The Bureau of Land Management evaluates and amends or revises its land-use plans in response to changing conditions and demands on the public lands, or when new components are added to the National Conservation Lands that it manages.  Keeping a plan up-to-date helps ensure that the BLM manages the public lands in ways that meet the multiple-use and sustained yield goals that Congress has set for these lands.

Examples of situations that may require new or changed land-use plan decisions include:

  • New information or scientific knowledge about the environmental health of an area
  • Failure to meet the land health standards set out in the original plan
  • Requests for land uses that were not considered in the original plan.  Many older land-use plans, for example, did not consider the possible land-use needs of emerging renewable energy resources.

The BLM can take several steps to keep its plans up to date, through plan maintenance actions, plan amendments, or plan revisions.  Minor changes to an existing land-use plan, such as correcting typographical errors or refining the boundaries of a fire management area are examples of plan maintenance actions.  Plan maintenance actions do not require public notice or the creation of associated NEPA documents.

Changing the decisions in a plan, however, can’t be done through plan maintenance.  The BLM must either amend or revise its land-use plans to change the plan’s decisions.  We amend or revise our plans in much the same way that we create them:  we require public involvement; we create NEPA documents; and we give state governors the opportunity to review our amendments or revisions for conformity to state plans.

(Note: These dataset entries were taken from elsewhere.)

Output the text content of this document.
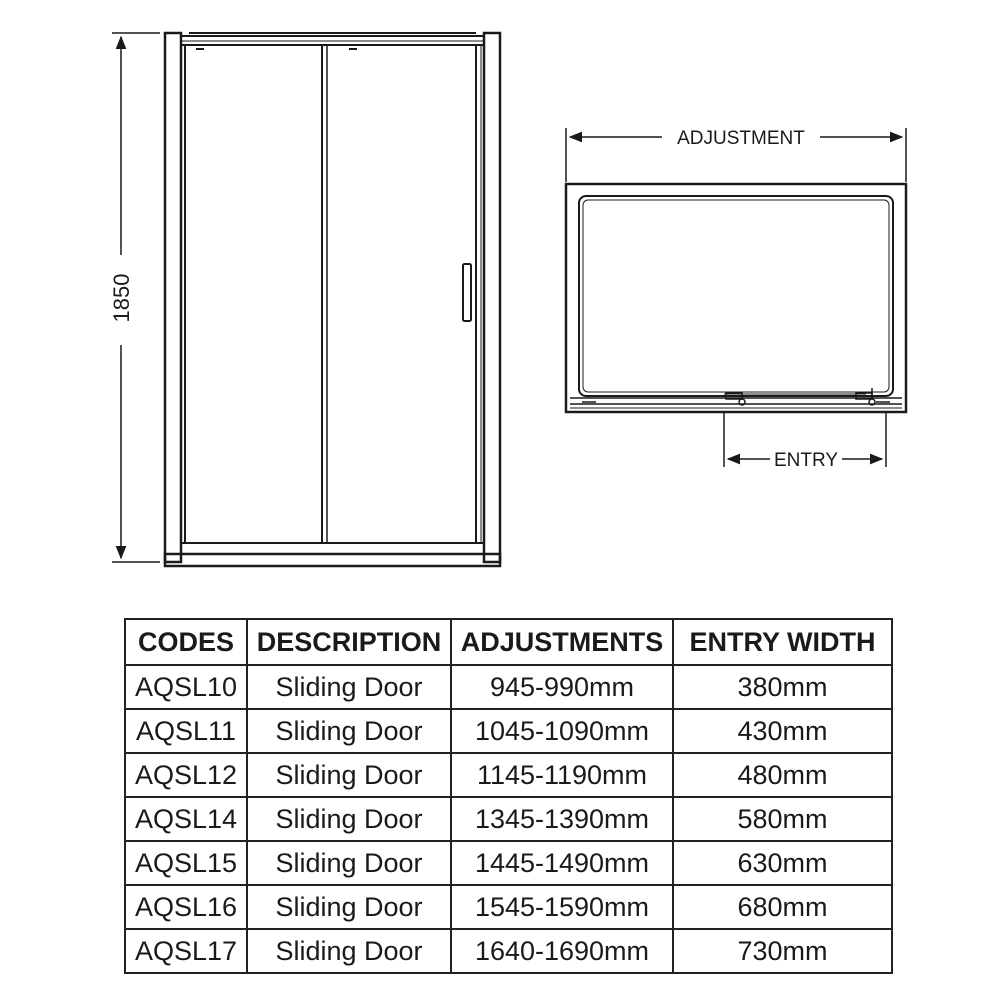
1850
ADJUSTMENT
ENTRY
CODES	DESCRIPTION	ADJUSTMENTS	ENTRY WIDTH
AQSL10	Sliding Door	945-990mm	380mm
AQSL11	Sliding Door	1045-1090mm	430mm
AQSL12	Sliding Door	1145-1190mm	480mm
AQSL14	Sliding Door	1345-1390mm	580mm
AQSL15	Sliding Door	1445-1490mm	630mm
AQSL16	Sliding Door	1545-1590mm	680mm
AQSL17	Sliding Door	1640-1690mm	730mm
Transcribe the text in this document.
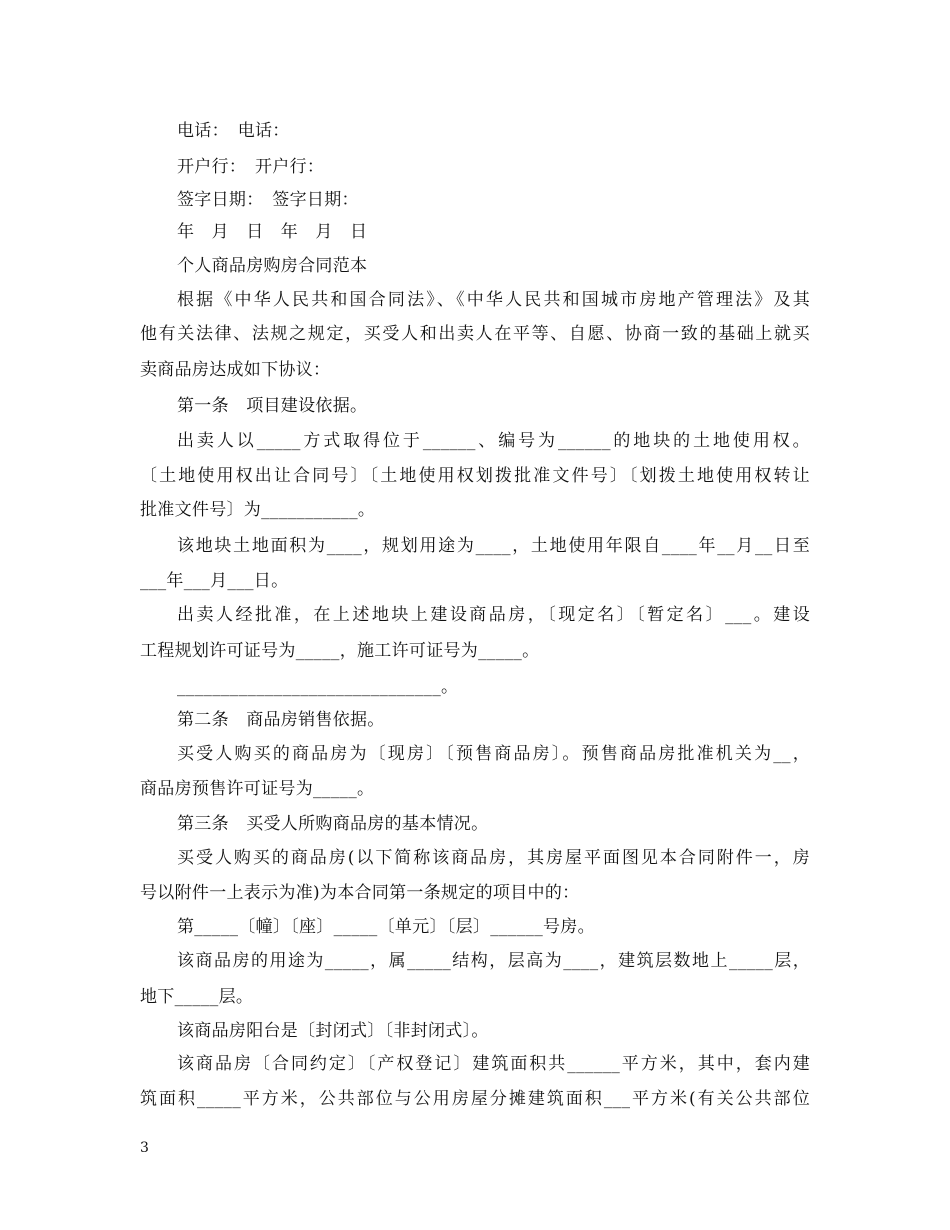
电话：　电话：
开户行：　开户行：
签字日期：　签字日期：
年　月　日　年　月　日
个人商品房购房合同范本
根据《中华人民共和国合同法》、《中华人民共和国城市房地产管理法》及其
他有关法律、法规之规定，买受人和出卖人在平等、自愿、协商一致的基础上就买
卖商品房达成如下协议：
第一条　项目建设依据。
出卖人以_____方式取得位于______、编号为______的地块的土地使用权。
〔土地使用权出让合同号〕〔土地使用权划拨批准文件号〕〔划拨土地使用权转让
批准文件号〕为___________。
该地块土地面积为____，规划用途为____，土地使用年限自____年__月__日至
___年___月___日。
出卖人经批准，在上述地块上建设商品房，〔现定名〕〔暂定名〕___。建设
工程规划许可证号为_____，施工许可证号为_____。
______________________________。
第二条　商品房销售依据。
买受人购买的商品房为〔现房〕〔预售商品房〕。预售商品房批准机关为__，
商品房预售许可证号为_____。
第三条　买受人所购商品房的基本情况。
买受人购买的商品房(以下简称该商品房，其房屋平面图见本合同附件一，房
号以附件一上表示为准)为本合同第一条规定的项目中的：
第_____〔幢〕〔座〕_____〔单元〕〔层〕______号房。
该商品房的用途为_____，属_____结构，层高为____，建筑层数地上_____层，
地下_____层。
该商品房阳台是〔封闭式〕〔非封闭式〕。
该商品房〔合同约定〕〔产权登记〕建筑面积共______平方米，其中，套内建
筑面积_____平方米，公共部位与公用房屋分摊建筑面积___平方米(有关公共部位
3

  • Plan revisions:  Plan revisions involve a complete or near-complete rewrite of an existing land-use plan.  A plan revision always requires a full Environmental Impact Statement.
  • Plan amendments:  Plan amendments modify one or more parts of an existing land-use plan, for example, allowing the development of wind energy resources where they had not previously been considered. Depending on how wide-ranging the effects of an amendment would be, the BLM will prepare either an Environmental Assessment or a full EIS to accompany a plan amendment.

When the BLM revises or amends an existing land-use plan, the old plan decisions remain in effect.  However, the agency has the option to defer plan implementation actions during this time period to help reduce the negative effects that maintaining the status quo may create.